Before you start investing, get rid of your debt
One may wonder as to how is debt related to investments. Actually there is a very subtle relationship. Most investors do not invest in lump-sum and they prefer to invest via systematic investment plans (SIP). That is because these SIPs give the benefit of rupee cost averaging and also give the added benefit of syncing with your sources of income flows. When you have too much of debt on your balance sheet, then your EMIs remain an overhang on your finances. Hence you are not able to commit yourself to regular investments in equities towards meeting your long term goals.
In the famous Shakespearean play, Hamlet, Polonius advises his son Laertes, “Neither a borrower nor a lender be; for loan oft loses itself and friend and borrowing dulls the edge of husbandry”. Be it households, businesses or economies; it is debt that normally takes these units to the brink of bankruptcy. Borrowings are part of our balance sheet and we borrow for buying a house or a car. But the problem is with reckless borrowing or high cost borrowing. If you are still paying 35% interest on your credit card or 20% on your personal loan then it is highly likely that you will create serious wealth issues.

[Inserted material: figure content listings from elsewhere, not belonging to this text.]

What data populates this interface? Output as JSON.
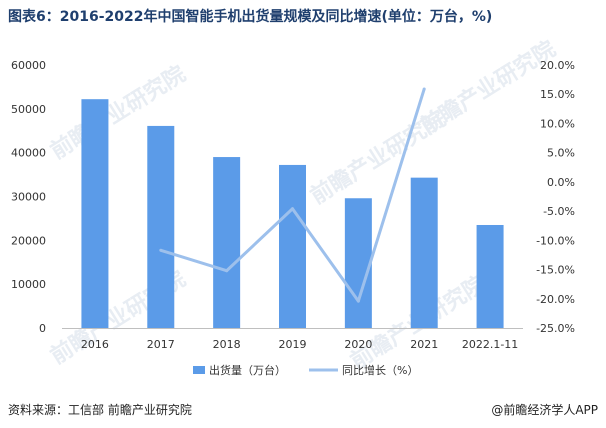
{
  "title": "图表6：2016-2022年中国智能手机出货量规模及同比增速(单位：万台，%)",
  "source": "资料来源：工信部 前瞻产业研究院",
  "credit": "@前瞻经济学人APP",
  "watermark": "前瞻产业研究院",
  "chart_data": {
    "type": "bar",
    "categories": [
      "2016",
      "2017",
      "2018",
      "2019",
      "2020",
      "2021",
      "2022.1-11"
    ],
    "series": [
      {
        "name": "出货量（万台）",
        "type": "bar",
        "axis": "left",
        "color": "#5b9be8",
        "values": [
          52200,
          46100,
          39000,
          37200,
          29600,
          34300,
          23500
        ]
      },
      {
        "name": "同比增长（%）",
        "type": "line",
        "axis": "right",
        "color": "#9dc0ec",
        "values": [
          null,
          -11.7,
          -15.2,
          -4.6,
          -20.4,
          15.9,
          null
        ]
      }
    ],
    "y_left": {
      "min": 0,
      "max": 60000,
      "step": 10000,
      "ticks": [
        "0",
        "10000",
        "20000",
        "30000",
        "40000",
        "50000",
        "60000"
      ]
    },
    "y_right": {
      "min": -25,
      "max": 20,
      "step": 5,
      "ticks": [
        "-25.0%",
        "-20.0%",
        "-15.0%",
        "-10.0%",
        "-5.0%",
        "0.0%",
        "5.0%",
        "10.0%",
        "15.0%",
        "20.0%"
      ]
    },
    "legend_position": "bottom",
    "grid": false
  }
}
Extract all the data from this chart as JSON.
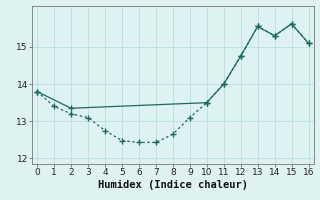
{
  "xlabel": "Humidex (Indice chaleur)",
  "line_dotted_x": [
    0,
    1,
    2,
    3,
    4,
    5,
    6,
    7,
    8,
    9,
    10,
    11,
    12,
    13,
    14,
    15,
    16
  ],
  "line_dotted_y": [
    13.8,
    13.4,
    13.2,
    13.1,
    12.75,
    12.48,
    12.43,
    12.43,
    12.65,
    13.1,
    13.5,
    14.0,
    14.75,
    15.55,
    15.3,
    15.62,
    15.1
  ],
  "line_solid_x": [
    0,
    2,
    10,
    11,
    12,
    13,
    14,
    15,
    16
  ],
  "line_solid_y": [
    13.8,
    13.35,
    13.5,
    14.0,
    14.75,
    15.55,
    15.3,
    15.62,
    15.1
  ],
  "ylim": [
    11.85,
    16.1
  ],
  "xlim": [
    -0.3,
    16.3
  ],
  "yticks": [
    12,
    13,
    14,
    15
  ],
  "xticks": [
    0,
    1,
    2,
    3,
    4,
    5,
    6,
    7,
    8,
    9,
    10,
    11,
    12,
    13,
    14,
    15,
    16
  ],
  "line_color": "#1a6b5e",
  "bg_color": "#dff2f2",
  "grid_color": "#b8dede",
  "markersize": 3.0,
  "xlabel_fontsize": 7.5
}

Your journey has to begin with reducing your debt so as to make your investing activity more meaningful and fruitful. One of the best ways of gradually reducing your debt and adding more power to your investments is through a process called laddering.
How laddering helps manage debt and enhance investment capability
Laddering is essentially about prioritization. For example, you pay interest rate of nearly 3% per month on a credit and when annualized the costs are as high as 40%. If you have a fixed corpus with you, what should you do? You can earn 9% on debt funds, 12% on balanced funds or 14% on equity funds. Rather, if you use the funds to repay and close out your credit card, you save nearly 40% cost per annum. That is almost akin to an investment that yields 40% return per annum. That is why; when you start off on your financial plan and investment allocation, first have a plan to get out of debt and then think about growing wealth.
But how do you go about laddering? There are some loans that are large in size and some that are linked to assets. Then there are loans like home loans and education loans which give you tax benefits on the interest paid. How do you prioritize and take a call in these circumstances. Here is the pecking order of laddering you must follow.
Start by reducing your credit card outstanding first…
A credit card costs you around 40% per annum so when you close your credit card you are effectively earning 40% annually. More importantly, you have a more certain corpus that you can fall back upon to plan your future investments. Paying 3% interest a month is hardly a smart way to manage your finances. Once you close your credit card outstanding, you not only save that outflow but you can invest your monies with lesser overhang of uncertainty.
Then target your personal loans…
Personal loans can be a stop gap arrangement but most people tend to use it for the full tenure. You can avoid that since these are fairly high cost loans. Personal loans cost between 16-18% and if you add up the other costs, they can go to 20%. Once your credit card dues are taken care of, the next step in the debt ladder is personal loans. You save the 20% interest cost and the EMI can now become a good EMI or a SIP investment. Don’t worry about exit loads as you can negotiate with your bank which is hungry for prompt repayments. Even assuming that you pay the exit load, you are better off without the loan.
You can look to tweak your home loan too; and why not?
Should you close a home loan if you have the liquidity? Interest on home loans gives you tax exemption under Section 24 of the Income Tax Act up to Rs.2 lakhs and the principal is also exempt under Section 80C. There are two things to watch out here. Firstly, there is no guarantee that the apartment you buy will appreciate in value, like it was 10-15 years back. Negative equity is a real threat to home loans. Secondly, apartments don’t come cheap. Your exemption limit of Rs.2 lakh is hardly enough to buy a 2 BHK apartment in smaller towns. Instead of paying EMIs that don’t give tax exemption you can repay what is not tax efficient and reduce your outflows. These can be directed towards your investments.
Debt can be a double edged sword in most cases. The quicker you get out of high cost debt, the better it is for a smooth investment journey.